To run unit tests, install googletest (code.google.com/p/googletest) and
execute:
cd test; make run # compiles and runs all the tests
/////////////////////////////////////////////////////////////////////////////
Description of SNAP files:
http://snap.stanford.edu/snap/description.html
snap-core:
alg.h : Simple algorithms like counting node degrees, simple graph
manipulation (adding/deleting self edges, deleting isolated nodes)
and testing whether graph is a tree or a star.
anf.h : Approximate Neighborhood Function: linear time algorithm to
approximately calculate the diameter of massive graphs.
bfsdfs.h : Algorithms based on Breath First Search (BFS) and Depth First
Search (DFS): shortest paths, spanning trees, graph diameter, and
similar.
bignet.h : Memory efficient implementation of a network with data on
nodes. Use when working with very large networks.
casc.h : Computes cascades from a list of events.
centr.h : Node centrality measures: closeness, betweenness, PageRank, ...
cmty.h : Algorithms for network community detection: Modularity,
Girvan-Newman, Clauset-Newman-Moore.
cncom.h : Connected components: weakly, strongly and biconnected
components, articular nodes and bridge edges.

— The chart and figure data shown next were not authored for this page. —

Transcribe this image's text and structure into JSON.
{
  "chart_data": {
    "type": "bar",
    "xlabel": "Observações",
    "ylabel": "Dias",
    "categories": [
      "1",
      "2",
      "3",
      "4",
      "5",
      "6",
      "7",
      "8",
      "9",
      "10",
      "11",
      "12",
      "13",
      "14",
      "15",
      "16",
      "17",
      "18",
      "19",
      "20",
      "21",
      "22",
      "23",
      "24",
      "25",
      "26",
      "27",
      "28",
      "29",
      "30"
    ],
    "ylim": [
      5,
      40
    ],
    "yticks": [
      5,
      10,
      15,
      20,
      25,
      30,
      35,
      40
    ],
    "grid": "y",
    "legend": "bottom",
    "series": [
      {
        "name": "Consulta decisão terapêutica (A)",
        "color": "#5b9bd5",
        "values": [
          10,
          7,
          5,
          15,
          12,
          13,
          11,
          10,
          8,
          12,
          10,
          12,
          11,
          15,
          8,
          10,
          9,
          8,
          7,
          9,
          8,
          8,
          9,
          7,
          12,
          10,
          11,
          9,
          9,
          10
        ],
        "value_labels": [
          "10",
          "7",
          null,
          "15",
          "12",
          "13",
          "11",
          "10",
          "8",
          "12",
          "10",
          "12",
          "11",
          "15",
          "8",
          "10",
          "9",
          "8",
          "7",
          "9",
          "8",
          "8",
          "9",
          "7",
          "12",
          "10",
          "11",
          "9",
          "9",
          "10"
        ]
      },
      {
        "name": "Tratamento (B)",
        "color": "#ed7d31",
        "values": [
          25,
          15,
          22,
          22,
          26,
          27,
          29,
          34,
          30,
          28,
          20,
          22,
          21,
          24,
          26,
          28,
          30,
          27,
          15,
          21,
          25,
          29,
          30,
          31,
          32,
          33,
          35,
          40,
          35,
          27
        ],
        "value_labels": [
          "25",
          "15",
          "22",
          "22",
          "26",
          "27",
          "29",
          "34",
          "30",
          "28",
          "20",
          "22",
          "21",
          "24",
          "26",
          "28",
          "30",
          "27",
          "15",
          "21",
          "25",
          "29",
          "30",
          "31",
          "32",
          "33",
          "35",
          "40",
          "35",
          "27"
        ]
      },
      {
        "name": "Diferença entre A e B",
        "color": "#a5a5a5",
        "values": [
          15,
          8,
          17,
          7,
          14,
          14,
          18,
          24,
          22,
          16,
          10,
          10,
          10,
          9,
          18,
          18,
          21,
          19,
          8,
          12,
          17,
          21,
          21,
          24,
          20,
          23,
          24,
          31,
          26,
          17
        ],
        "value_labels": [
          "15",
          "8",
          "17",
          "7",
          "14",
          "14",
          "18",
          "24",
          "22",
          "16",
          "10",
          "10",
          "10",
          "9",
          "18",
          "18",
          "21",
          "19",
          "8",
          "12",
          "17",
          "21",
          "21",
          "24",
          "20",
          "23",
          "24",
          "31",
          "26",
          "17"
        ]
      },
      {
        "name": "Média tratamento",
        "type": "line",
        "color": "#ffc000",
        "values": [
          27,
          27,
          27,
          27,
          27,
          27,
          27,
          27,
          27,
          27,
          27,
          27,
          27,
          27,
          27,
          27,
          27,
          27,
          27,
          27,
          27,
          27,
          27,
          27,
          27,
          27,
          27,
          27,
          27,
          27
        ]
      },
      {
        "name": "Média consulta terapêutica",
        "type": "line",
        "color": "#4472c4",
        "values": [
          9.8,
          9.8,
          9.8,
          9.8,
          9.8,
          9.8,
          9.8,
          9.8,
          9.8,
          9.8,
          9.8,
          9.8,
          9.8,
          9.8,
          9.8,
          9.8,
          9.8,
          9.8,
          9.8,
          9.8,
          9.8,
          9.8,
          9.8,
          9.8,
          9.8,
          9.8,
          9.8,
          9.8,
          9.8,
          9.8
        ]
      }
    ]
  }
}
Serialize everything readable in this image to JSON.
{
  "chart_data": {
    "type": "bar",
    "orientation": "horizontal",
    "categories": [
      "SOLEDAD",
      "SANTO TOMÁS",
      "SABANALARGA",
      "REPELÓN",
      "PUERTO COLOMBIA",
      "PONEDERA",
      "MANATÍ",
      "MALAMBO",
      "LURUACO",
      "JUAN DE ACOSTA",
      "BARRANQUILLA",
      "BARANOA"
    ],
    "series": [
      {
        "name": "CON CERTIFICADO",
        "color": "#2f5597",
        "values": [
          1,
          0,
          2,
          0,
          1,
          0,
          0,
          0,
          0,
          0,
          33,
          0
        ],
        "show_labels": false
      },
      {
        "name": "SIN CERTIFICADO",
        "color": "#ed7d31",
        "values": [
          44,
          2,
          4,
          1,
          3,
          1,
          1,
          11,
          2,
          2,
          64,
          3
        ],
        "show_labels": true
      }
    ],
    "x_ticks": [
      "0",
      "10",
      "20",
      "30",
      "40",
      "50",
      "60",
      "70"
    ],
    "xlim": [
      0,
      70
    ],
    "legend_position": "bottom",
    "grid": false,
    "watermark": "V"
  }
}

ff.h : Forest Fire model for generating networks that densify and have
shrinking diameters.
flow.h: Maximum flow algorithms.
gbase.h : Defines flags that are used to identify functionality of graphs.
ggen.h : Various graph generators: random graphs, copying model,
preferential attachment, RMAT, configuration model, Small world model.
ghash.h : Hash table with directed graphs (<tt>TNGraph</tt>) as keys. Uses
efficient adaptive approximate graph isomorphism testing to scale to
large graphs. Useful when one wants to count frequencies of various
small subgraphs or cascades.
gio.h : Graph input output. Methods for loading and saving various textual
and XML based graph formats: Pajek, ORA, DynNet, GraphML (GML),
Matlab.
graph.h : Implements graph types TUNGraph, TNGraph and TNEGraph.
gstat.h : Computes many structural properties of static and evolving networks.
gsvd.h : Eigen and singular value decomposition of graph adjacency matrix.
gviz.h : Interface to GraphViz for plotting small graphs.
kcore.h : K-core decomposition of networks.
network.h : Implements network types TNodeNet, TNodeEDatNet and TNodeEdgeNet.
randwalk.h : Computing random walk scores and personalized PageRank
between pairs of nodes
Snap.h : Main include file of the library.
statplot.h : Plots of various structural network properties: clustering,
degrees, diameter, spectrum, connected components.
subgraph.h : Extracting subgraphs and converting between different
graph/network types.
timenet.h : Temporally evolving networks.
triad.h : Functions for counting triads (triples of connected nodes in the
network) and computing clustering coefficient.
util.h : Utilities to manipulate PDFs, CDFs and CCDFs. Quick and dirty
string manipulation, URL and domain manipulation routines.
snap-adv:
agm*.h : Implements the Affiliation Graph Model (AGM).
cliques.h : Maximal clique detection and Clique Percolation method.
graphcounter.h : Performs fast graph isomorphism testing to count the
frequency of topologically distinct sub-graphs.
kronecker.h : Kronecker Graph generator and KronFit algorithm for
estimating parameters of Kronecker graphs.
mag.h : Implements the Multiplicative Attribute Graph (MAG).
motifcluster.h : Implements motif-based clustering algorithms.
ncp.h : Network community profile plot. Implements local spectral graph
partitioning method to efficiently find communities in networks.
rolx.h : Node role detection.
subgraphenum.h : Enumerates all connected induced sub-graphs of particular
size.
snap-exp:
arxiv.h : Functions for parsing Arxiv data and standardizing author names.
dblp.h : Parser for XML dump of DBLP data.
imdbnet.h : Actors-to-movies bipartite network of IMDB.
mxdag.h Finds the maximum directed-acyclic subgraph of a given
directed graph.
signnet.h : Networks with signed (+1, -1) edges that can denote
trust/distrust between the nodes of the network.
sir.h : SIR epidemic model and SIR parameter estimation.
spinn3r.h : Past parser for loading blog post data from Spinn3r.
trawling.h : Algorithm of extracting bipartite cliques from the network.
wgtnet.h : Weighted networks.
wikinet.h : Networks based on Wikipedia.